Cancellation of order
Cancellation of the order is possible only within three working days after acceptance of order confirmation. Upon issuance of a replacement order at least to the same order value, a 20,– E20 handling charge shall be applied. If no alternative order is issued, then 20% of the value of the goods shall be charged. It is not possible to cancel orders for factory parts (custom specifications).
Reservation of ownership
All goods supplied by ourselves shall remain our property until payment of the purchase price in full together with all subsidiary charges. Goods supplied subject to reservation of ownership should be treated carefully by the purchaser and given reasonable insurance cover for all standard risks. We shall be entitled to require proof of insurance cover.
It is not permissible to apply any pledge, security or other charge over the goods we sell until their ownership has transferred to the customer. Third-party claims on our goods must be promptly notified to ourselves such that we can take action. The above-mentioned reservation of ownership does not change the provisions enshrined within these Conditions or in the corresponding legal regulations with regard to the date of transfer of risk. We shall be entitled to require the immediate release of any goods supplied but not yet fully paid for if the purchaser does not promptly and completely fulfil its payment obligations toward ourselves, if any bankruptcy or settlement proceedings are requested or instituted over the purchaser's assets, if the purchaser effectively ceases payments or if the purchaser approaches its creditors for the negotiation of an exceptional settlement.
Our taking-back of the goods does not represent withdrawal from contract unless this has been particularly negotiated in writing. Our right to charge compensation on the grounds of non-fulfilment shall remain in place even after the taking-back of goods sold whilst subject to our reservation of ownership. Until expiry of the reservation of ownership, the purchaser is entrusted with custodianship of the goods sold under such reservation. Any costs arising due to the substantiation of our rights in connection with the reservation of ownership shall be chargeable to the purchaser.

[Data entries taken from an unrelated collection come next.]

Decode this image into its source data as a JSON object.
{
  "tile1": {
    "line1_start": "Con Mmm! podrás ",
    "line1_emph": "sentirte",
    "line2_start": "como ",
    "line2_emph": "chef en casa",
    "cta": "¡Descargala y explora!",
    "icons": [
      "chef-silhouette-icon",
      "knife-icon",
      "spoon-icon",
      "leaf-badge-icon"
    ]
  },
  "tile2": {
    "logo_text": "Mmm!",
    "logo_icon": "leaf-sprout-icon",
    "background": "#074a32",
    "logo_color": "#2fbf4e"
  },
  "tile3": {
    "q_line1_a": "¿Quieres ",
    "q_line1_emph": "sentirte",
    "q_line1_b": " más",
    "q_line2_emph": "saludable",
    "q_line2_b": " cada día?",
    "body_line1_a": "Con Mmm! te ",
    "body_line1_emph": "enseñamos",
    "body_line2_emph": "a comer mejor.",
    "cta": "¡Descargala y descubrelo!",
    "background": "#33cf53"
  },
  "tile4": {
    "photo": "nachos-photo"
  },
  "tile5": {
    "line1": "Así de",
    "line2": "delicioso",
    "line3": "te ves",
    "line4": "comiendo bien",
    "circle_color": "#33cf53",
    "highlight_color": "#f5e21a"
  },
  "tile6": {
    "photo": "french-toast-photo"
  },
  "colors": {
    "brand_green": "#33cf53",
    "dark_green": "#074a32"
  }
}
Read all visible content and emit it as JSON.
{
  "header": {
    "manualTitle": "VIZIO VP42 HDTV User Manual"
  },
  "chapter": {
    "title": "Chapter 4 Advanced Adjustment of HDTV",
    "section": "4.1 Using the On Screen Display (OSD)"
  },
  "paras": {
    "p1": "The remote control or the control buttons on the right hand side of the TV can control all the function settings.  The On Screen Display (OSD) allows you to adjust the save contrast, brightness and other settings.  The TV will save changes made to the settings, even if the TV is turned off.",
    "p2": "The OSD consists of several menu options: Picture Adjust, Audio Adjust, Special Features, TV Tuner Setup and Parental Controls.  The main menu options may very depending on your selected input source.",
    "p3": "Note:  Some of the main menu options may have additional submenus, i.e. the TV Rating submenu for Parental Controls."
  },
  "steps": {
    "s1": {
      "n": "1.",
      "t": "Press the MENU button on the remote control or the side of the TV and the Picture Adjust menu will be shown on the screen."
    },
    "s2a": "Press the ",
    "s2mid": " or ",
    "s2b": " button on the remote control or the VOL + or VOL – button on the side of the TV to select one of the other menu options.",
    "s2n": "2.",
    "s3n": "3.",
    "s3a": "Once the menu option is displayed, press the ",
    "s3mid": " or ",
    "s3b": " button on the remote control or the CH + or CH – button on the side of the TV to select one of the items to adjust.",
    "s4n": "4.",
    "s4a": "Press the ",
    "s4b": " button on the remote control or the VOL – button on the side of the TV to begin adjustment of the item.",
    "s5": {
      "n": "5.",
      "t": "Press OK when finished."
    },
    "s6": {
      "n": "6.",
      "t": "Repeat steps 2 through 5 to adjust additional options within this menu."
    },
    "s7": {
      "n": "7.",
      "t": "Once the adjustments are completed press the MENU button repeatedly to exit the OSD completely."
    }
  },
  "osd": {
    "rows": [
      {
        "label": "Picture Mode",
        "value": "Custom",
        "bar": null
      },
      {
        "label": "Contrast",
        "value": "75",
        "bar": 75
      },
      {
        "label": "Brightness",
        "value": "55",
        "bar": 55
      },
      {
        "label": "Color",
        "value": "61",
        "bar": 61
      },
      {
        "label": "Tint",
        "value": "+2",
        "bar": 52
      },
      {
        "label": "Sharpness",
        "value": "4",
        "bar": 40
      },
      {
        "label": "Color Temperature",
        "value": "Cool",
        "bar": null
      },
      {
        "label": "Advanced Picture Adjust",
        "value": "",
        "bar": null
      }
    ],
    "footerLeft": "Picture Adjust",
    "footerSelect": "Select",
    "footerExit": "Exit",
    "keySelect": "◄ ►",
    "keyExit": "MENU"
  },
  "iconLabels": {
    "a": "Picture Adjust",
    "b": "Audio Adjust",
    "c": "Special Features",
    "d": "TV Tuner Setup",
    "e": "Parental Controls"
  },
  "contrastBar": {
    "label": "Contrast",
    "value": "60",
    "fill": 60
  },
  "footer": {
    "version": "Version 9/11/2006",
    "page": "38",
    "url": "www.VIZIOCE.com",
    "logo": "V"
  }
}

Place of fulfilment; Choice of legal system; Jurisdiction
Vienna shall be the place of fulfilment unless otherwise agreed. Exclusively Austrian law shall apply. International commercial law, with particular reference to the United Nations Convention on the International sales of goods (UN commercial law), shall be expressly excluded. The exclusive competence of the court materially competent for Vienna is agreed in respect of all matters arising from or in connection with this Agreement, particularly including its establishment and its suspension and/or dissolution.